Monday, Nov. 24, 1941

New Opposition

After six years of slumber Canada's opposition party turned over in its sleep last week and threatened to wake up and scrap. The Conservatives chose a new Party leader, a downright man with a low opinion of Canada's war policies. He will have the opportunity of pushing William Lyon Mackenzie King off the narrowing plank on which the Liberal Prime Minister has been teetering since war began.

Chief reason that the Prime Minister has been able to edge his way precariously through 25 months of war is that there has been no united opposition. The second strongest party in the Ottawa Parliament has been the Conservatives, which, under the bumbling leadership of amiable Richard Burpee Hanson, has made little headway. Actually the Liberal and Conservative Parties differ chiefly in that one is in, the other out.

A fortnight ago the Conservatives began to pull up their socks. Leader Hanson announced that ill health would force him to quit his job. Last week, at a two-day conference in Ottawa, the Dominion's Conservative bigwigs chose as the new leader of their Party tall, patrician, 67-year-old Senator Arthur Meighen, a lawyer, financier and two-time (1920-21, 1926) Prime Minister of Canada.

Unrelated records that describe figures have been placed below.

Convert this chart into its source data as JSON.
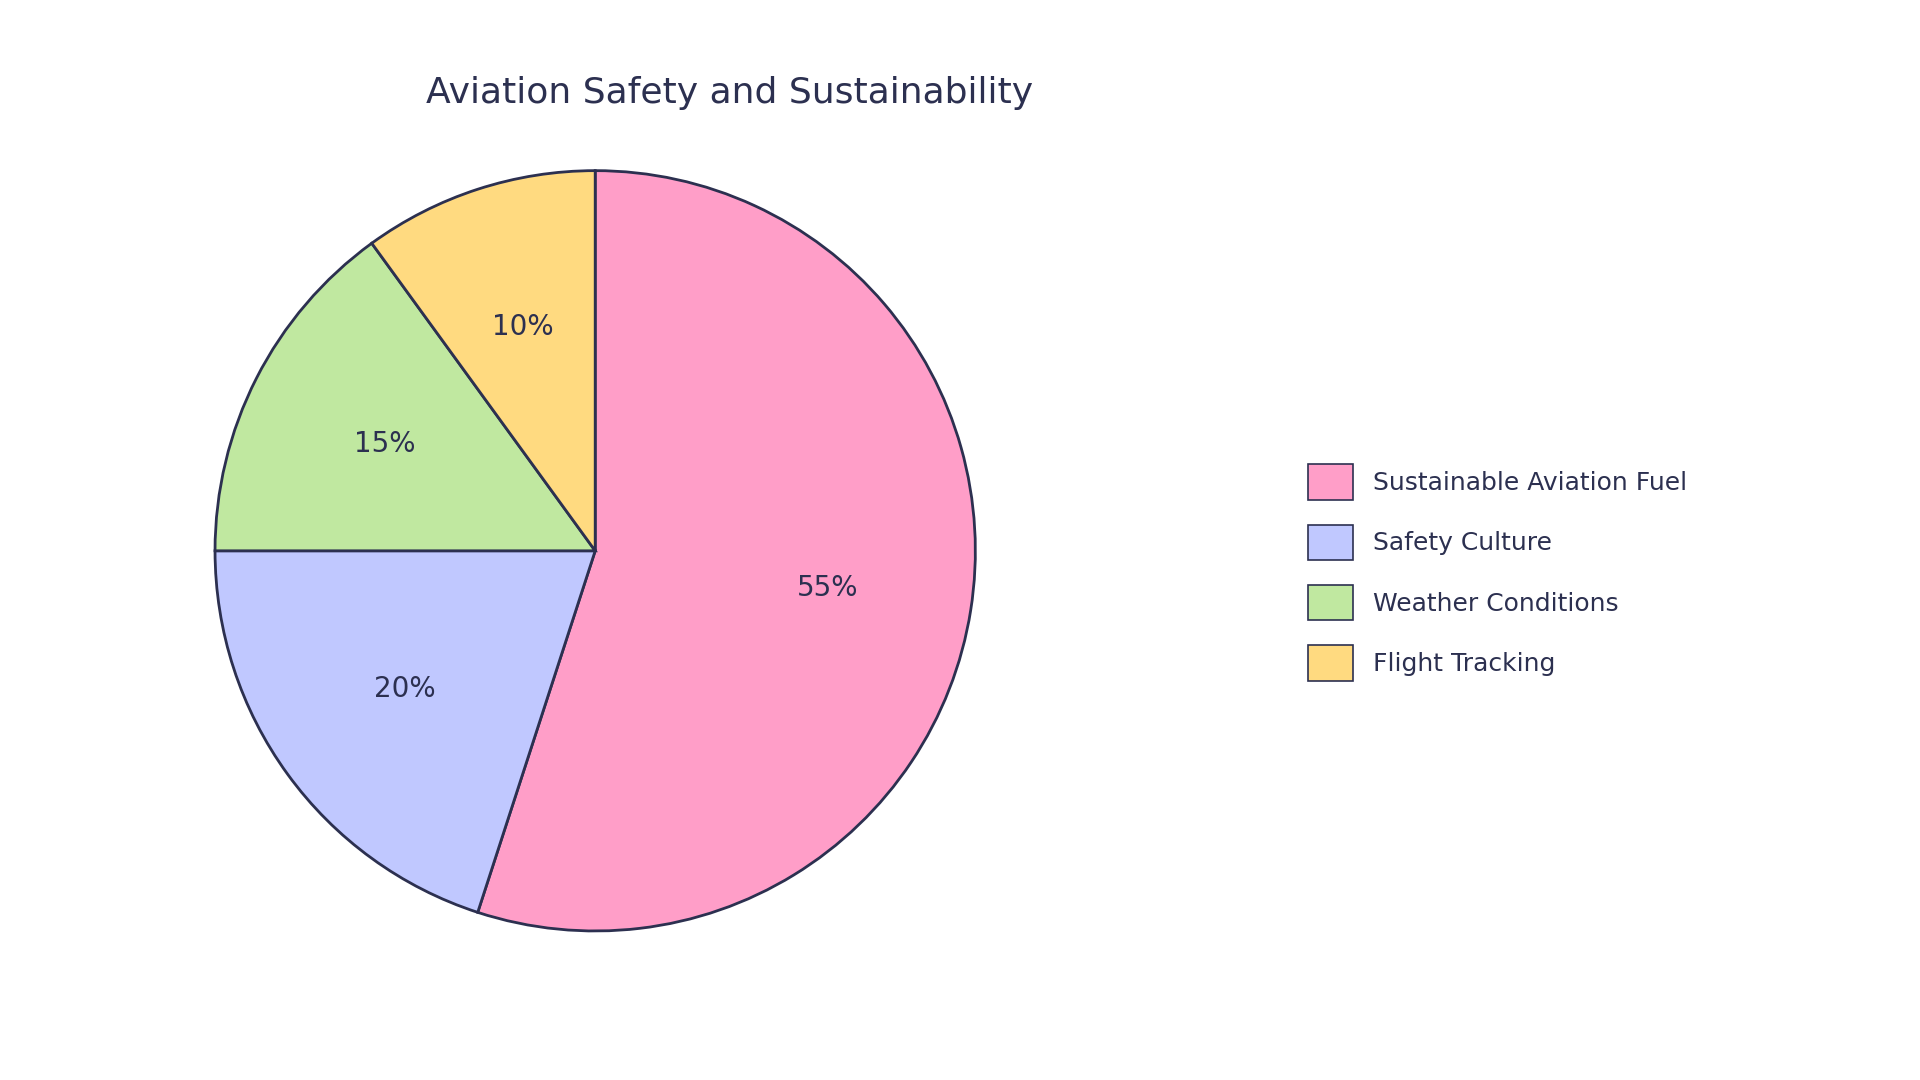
{
  "title": "Aviation Safety and Sustainability",
  "labels": [
    "Sustainable Aviation Fuel",
    "Safety Culture",
    "Weather Conditions",
    "Flight Tracking"
  ],
  "values": [
    55,
    20,
    15,
    10
  ],
  "colors": [
    "#FF9EC8",
    "#C0C8FF",
    "#C0E8A0",
    "#FFDA80"
  ],
  "pct_labels": [
    "55%",
    "20%",
    "15%",
    "10%"
  ],
  "edge_color": "#2C3050",
  "edge_width": 2.0,
  "background_color": "#FFFFFF",
  "title_fontsize": 26,
  "pct_fontsize": 20,
  "legend_fontsize": 18,
  "startangle": 90
}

The Conservatives could not have picked a more conservative leader. Nor could they have chosen one more heartily against Mackenzie King. To keep the support of the potent, close-knit French political bloc in Quebec and Ontario, Mackenzie King has soft-pedaled the question of conscription for overseas service, which in the last months has been brought up with increasing vigor by the all-out-for-Britain citizens of the prairie Provinces and the West. Canadian businessmen oppose the excess-profit taxes, the regulations, the price ceilings that the wartime Government has set. And Canadian labor resents wage ceilings quite as much, cites the cases of many labor leaders and radicals locked up under the steel-lined Defense of Canada Regulations to prove that the King Government is antilabor.

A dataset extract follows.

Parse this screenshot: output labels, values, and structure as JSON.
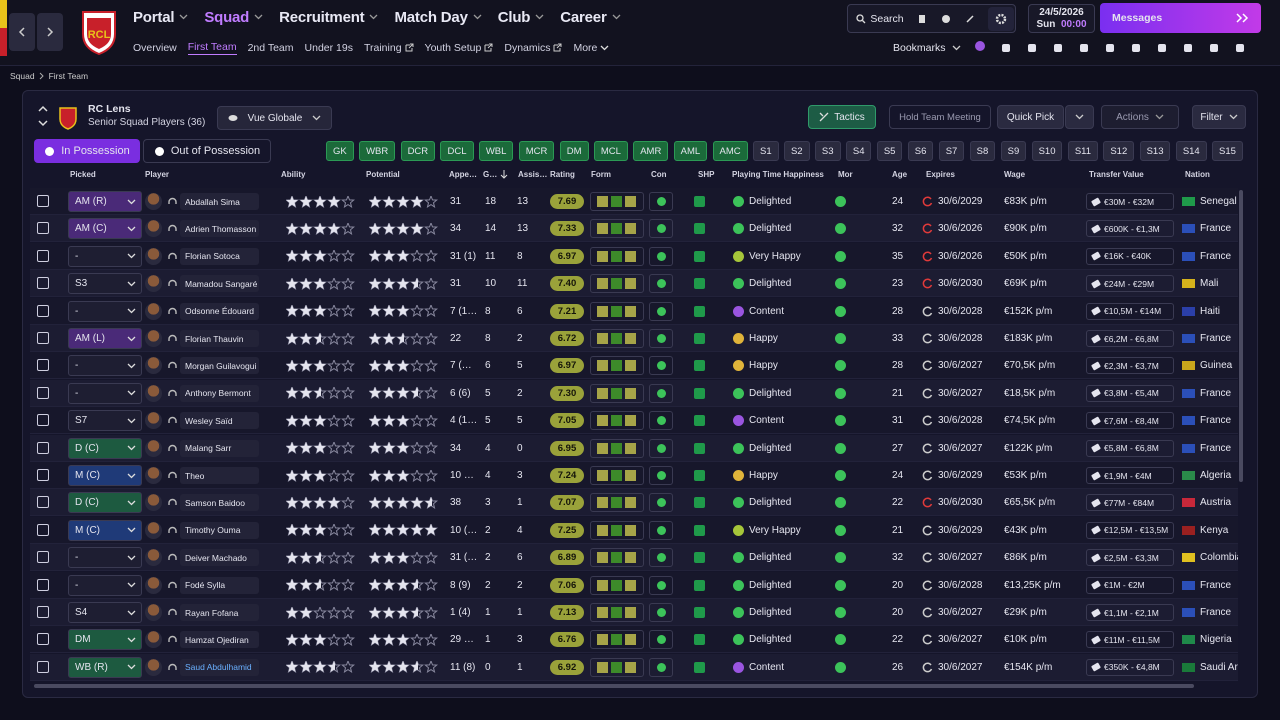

By contrast, Conservative Meighen, as a member of the Cabinet during World War I, sponsored conscription, earned the Conservatives the lasting and damaging enmity of most French Canadians. In World War II Meighen has sat in the quiet backwater of Canada's appointive Senate, making subacid wisecracks about Mackenzie King's conduct of the war. He wants overall conscription, abolition of the excess-profits tax. He scoffs at the Prime Minister's "twilight twittering" about joint Canada-U.S. defense planning, grows rabid because Canada does not ban all U.S. periodicals with an isolationist slant. To Arthur Meighen, above all, Cana da is a unit of the British Commonwealth of Nations.

Not until the next session of Parliament, in January, will Leader Meighen be able to assume active command of his Party. Before then he must resign his Senate seat, accept a seat in the House which some Conservative member will, by convention, surrender to him.

By then the aims of the "new" Conservative Party may be clearly enough de fined to make the Party a rallying point for anti-Government forces -- for Canadian business, for big-talking, King-hating Pre mier Mitch Hepburn of Ontario, perhaps even for the battered cohorts of Premier William ("Bible Bill") Aberhart's Albertan Social Creditors. Quickly last week one of the latter boarded the Meighen band wagon: William Duncan Herridge, one time Minister to Washington.